10. Com o que posso, agora, retornar a Van Groningen. Suas obras têm essa função legitimadora da "verdade" (alegórica) doutrinária. Seu Revelação Messiânica no Antigo Testamento (4) não vai além disso. Seus três volumes de Criação e Consumação, publicados pela Editora Cultura Cristã, estão, mais uma vez, e isso não é necessariamente ruim, a serviço da Teologia Sistemática, uma história da salvação de recorte platônico-hegeliano - que começa "errando" pelo fato de, em lugar de acessar o conceito de criação conforme a própria cultura israelita/judaíta o articulava (construção da cidade do rei e do povo) o acessa pela alegoria cosmológico-metafísica de recorte helênico-cristão, fruto, obviamente, de um compromisso com a linha de chegada, não com as regras do jogo da leitura de textos históricos antigos.

11. Para não deixar margens a dúvidas de que Van Groningen está comprometido com uma perspectiva "teológica", e não científica, de acesso às Escrituras, basta conferir seu programa de Teologia Bíblica, oferecido no Covenant Theological Seminary. Na seção "II. Objectives", todas as dúvidas dissipar-se-ão. Resta ver, claro, quantos hão de lhe dar, contudo razão, e, assim sendo, recolho-me ao meu laboratório de pesquisa bíblica. Eu vou é na direção contrária de tais "objectives"...
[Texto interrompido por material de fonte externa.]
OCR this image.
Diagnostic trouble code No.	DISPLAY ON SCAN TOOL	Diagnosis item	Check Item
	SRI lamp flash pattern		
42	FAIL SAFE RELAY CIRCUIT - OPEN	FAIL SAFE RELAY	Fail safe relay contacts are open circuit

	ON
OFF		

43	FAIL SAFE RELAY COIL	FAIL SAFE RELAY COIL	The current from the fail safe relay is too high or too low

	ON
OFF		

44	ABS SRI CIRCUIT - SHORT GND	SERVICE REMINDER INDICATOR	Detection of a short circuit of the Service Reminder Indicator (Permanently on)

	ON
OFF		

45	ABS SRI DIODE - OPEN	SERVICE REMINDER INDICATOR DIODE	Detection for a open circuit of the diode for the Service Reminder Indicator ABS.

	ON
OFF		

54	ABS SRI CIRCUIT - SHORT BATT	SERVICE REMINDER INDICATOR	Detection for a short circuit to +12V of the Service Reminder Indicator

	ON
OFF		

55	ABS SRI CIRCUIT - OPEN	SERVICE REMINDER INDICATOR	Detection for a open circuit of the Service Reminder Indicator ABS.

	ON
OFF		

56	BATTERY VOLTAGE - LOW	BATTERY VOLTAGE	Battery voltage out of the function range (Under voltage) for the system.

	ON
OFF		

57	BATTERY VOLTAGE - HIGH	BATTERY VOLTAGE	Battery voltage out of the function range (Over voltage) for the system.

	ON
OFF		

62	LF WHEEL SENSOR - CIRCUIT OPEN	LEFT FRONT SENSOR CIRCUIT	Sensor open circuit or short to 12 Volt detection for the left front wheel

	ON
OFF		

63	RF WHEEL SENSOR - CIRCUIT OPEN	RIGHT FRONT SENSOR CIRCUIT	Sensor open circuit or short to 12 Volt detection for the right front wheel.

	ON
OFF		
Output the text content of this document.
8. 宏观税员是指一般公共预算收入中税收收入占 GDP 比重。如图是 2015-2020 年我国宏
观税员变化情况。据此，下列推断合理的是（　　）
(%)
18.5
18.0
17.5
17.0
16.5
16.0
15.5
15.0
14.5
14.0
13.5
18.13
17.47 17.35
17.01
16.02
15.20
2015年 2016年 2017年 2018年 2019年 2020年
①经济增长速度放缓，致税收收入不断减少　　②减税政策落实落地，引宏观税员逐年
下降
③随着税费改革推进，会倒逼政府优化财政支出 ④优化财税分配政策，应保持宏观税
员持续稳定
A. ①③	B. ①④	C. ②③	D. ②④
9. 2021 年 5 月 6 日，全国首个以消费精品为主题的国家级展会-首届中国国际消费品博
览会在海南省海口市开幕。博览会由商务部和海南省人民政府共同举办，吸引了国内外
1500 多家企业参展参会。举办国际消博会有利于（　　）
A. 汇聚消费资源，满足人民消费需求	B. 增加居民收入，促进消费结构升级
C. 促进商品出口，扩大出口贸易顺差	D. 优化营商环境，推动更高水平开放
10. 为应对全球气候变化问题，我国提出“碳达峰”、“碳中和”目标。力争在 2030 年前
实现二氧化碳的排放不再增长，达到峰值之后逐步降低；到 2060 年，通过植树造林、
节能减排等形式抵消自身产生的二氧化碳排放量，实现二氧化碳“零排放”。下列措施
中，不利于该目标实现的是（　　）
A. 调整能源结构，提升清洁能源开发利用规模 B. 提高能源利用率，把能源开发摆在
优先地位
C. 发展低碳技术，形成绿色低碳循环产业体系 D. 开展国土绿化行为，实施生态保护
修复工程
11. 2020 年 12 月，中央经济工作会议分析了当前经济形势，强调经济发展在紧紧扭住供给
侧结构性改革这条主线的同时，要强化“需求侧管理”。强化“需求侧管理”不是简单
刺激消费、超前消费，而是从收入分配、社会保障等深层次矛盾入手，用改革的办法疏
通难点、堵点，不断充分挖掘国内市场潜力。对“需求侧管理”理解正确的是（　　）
12. Uma última ressalva. Não quero deixar transparecer que teólogos como Van Groningen não sejam eruditos e "cultos". É provável, mesmo, que o sejam imensamente mais do que eu. Não duvido e não se trata de sarcasmo. A questão, contudo, é que a erudição ou a "cultura" são conceitos de segunda ordem. Um homem erudito, preso à idéia-neurose de que a verdade está em sua mão, desde sempre, pelo que somente lhe resta viver a serviço de correr atrás do rabo (uma definição pouco lisonjeiora da apologia, naturalmente - no fundo, trata-se de pôr traseiros certos nas cadeiras certas), será de muito menos valia, para uma empreitada heurística, do que um homem relativamente menos erudito e "culto", mas com sede de pesquisa, com curiosidade iconoclasta, com a cabeça aberta, com uma neurose de autonomia, com um mito de emancipação. Para se mover o mundo, diz a tradição, basta um ponto fixo e uma alavanca suficientemente longa. Para mantê-lo como está, ah, para isso somam-se aos milhares aqueles que o agarram à barra das calças. Mas alguém já o disse: Eppur si muove...


OSVALDO LUIZ RIBEIRO

1. Roy B. ZUCK, A Interpretação Bíblica - meios de descobrir a verdade da Bíblia. São Paulo: Vida Nova, 1994, p. 39.
2. Gerhard F. HASEL, Teologia do Antigo Testamento - questões fundamentais no debate atual. Rio de Janeiro:JUERP, 1987, p. 13-26.
3. C. H. DODD, Segundo as Escituras. São Paulo: Paulinas, 1979, p. 129 e 105-106.
4. Gerard VAN GRONINGEN, Revelação Messiânica no Antigo Testamento. São Paulo: Luz para o Caminho, 1995. A Fides Reformata resenhou-o.